Through informal discussion, the Evanston Art Center was fortunate enough to connect with Thomas Comerford and Melika Bass for a filmscreening of Indian Boundary Line, 2010 and Shoals, 2011. The Evanston Art Center’s Education Program is honored to present two films that we feel connect to our local cultural heritage and explores the idea of imagined history in the Midwestern landscape. 

Melika Bass’ Shoals, 2011

Thomas Comerford’s Indian Boundary Line, 2010


Shoals is best described as  a prairie grotesque. On the grounds of a rural sanitarium, three young women search for wellness, as a cult leader seeks to control their bodies through labor and daily rituals. 16mm film to HD video, 2011, 52mins. "Shooting in 16mm film and exhibiting in digital video, Melika Bass’s experimental films are characterized by intricate, cyclical structures that emphasize sound and visual textures over traditional narratives. Making use of both non-professional actors and performance artists, her films often reveal a subtle surrealist influence in their focus on odd, inexplicable actions and situations."      -Michael Green, Curator, Museum of Contemporary Art Chicago


The Indian Boundary Line (2010) follows, as Comerford notes, “a road very close to my home in Chicago, Rogers Avenue,” that traces the 1816 Treaty of St.

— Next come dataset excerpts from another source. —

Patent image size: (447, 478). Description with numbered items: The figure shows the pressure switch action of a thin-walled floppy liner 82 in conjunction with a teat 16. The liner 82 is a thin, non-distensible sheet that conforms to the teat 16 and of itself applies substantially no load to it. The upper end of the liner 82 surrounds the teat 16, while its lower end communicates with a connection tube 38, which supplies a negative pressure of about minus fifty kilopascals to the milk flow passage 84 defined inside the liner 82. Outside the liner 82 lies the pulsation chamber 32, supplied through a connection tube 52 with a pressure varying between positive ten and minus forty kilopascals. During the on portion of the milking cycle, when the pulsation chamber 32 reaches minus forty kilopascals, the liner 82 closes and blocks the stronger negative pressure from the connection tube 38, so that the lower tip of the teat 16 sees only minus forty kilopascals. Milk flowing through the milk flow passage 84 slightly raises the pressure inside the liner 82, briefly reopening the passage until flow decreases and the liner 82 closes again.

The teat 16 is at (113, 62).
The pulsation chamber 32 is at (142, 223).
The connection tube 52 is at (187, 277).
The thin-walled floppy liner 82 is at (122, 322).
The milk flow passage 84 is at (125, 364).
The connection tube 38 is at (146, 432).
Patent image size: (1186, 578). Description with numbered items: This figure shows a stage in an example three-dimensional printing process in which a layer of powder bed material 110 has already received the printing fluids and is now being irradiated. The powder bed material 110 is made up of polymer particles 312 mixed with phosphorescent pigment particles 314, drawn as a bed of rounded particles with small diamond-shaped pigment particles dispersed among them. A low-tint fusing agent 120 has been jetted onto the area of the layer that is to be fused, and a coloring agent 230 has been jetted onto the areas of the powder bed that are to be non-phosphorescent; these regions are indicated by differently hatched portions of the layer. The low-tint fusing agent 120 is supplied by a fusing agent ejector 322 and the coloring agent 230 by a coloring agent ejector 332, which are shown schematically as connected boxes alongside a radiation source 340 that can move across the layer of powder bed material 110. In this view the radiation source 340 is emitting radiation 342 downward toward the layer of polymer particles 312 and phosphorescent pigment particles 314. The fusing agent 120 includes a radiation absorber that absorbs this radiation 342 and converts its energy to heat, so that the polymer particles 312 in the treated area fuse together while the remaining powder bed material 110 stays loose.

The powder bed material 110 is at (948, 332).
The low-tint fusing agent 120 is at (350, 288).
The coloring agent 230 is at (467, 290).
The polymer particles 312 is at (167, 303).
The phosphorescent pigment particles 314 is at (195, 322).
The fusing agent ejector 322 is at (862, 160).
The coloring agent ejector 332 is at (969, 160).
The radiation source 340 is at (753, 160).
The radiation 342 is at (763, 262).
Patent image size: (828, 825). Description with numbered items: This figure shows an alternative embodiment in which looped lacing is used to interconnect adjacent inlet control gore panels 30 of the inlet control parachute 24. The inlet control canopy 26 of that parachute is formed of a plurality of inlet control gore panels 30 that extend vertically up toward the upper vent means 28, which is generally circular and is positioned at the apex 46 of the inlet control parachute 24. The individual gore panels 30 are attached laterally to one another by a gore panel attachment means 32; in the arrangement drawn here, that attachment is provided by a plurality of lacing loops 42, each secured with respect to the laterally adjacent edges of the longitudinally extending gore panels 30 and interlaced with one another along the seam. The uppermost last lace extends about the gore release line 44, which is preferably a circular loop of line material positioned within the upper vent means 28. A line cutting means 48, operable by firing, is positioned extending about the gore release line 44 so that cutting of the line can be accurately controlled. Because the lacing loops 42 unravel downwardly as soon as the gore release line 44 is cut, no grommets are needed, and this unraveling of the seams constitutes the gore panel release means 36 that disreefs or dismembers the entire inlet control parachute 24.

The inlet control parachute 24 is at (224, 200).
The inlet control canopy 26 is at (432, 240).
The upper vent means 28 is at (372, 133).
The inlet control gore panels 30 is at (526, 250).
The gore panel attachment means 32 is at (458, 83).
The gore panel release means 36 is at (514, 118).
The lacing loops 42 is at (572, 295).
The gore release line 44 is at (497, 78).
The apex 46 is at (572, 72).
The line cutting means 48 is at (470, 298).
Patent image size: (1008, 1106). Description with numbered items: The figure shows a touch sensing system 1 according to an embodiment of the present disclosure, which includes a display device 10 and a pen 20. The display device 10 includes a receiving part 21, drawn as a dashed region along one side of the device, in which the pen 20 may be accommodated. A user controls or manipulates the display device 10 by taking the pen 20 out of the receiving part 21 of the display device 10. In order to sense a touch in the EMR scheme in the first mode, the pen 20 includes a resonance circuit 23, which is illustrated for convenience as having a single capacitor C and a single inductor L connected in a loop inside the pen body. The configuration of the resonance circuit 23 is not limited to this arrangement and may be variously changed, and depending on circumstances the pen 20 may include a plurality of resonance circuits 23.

Louis boundary between the United States and “Indian Territory.” In doing so, it examines the collision between “the vernacular landscape, with its storefronts, short-cut footpaths and picnic tables, and the symbolic one, replete with historical markers, statues, and fences.” Through its observations and audio-visual juxtapositions, The Indian Boundary Line meditates on history and its relationship to the landscape, with its own shifting boundaries, designs, uses and inhabitants across two centuries.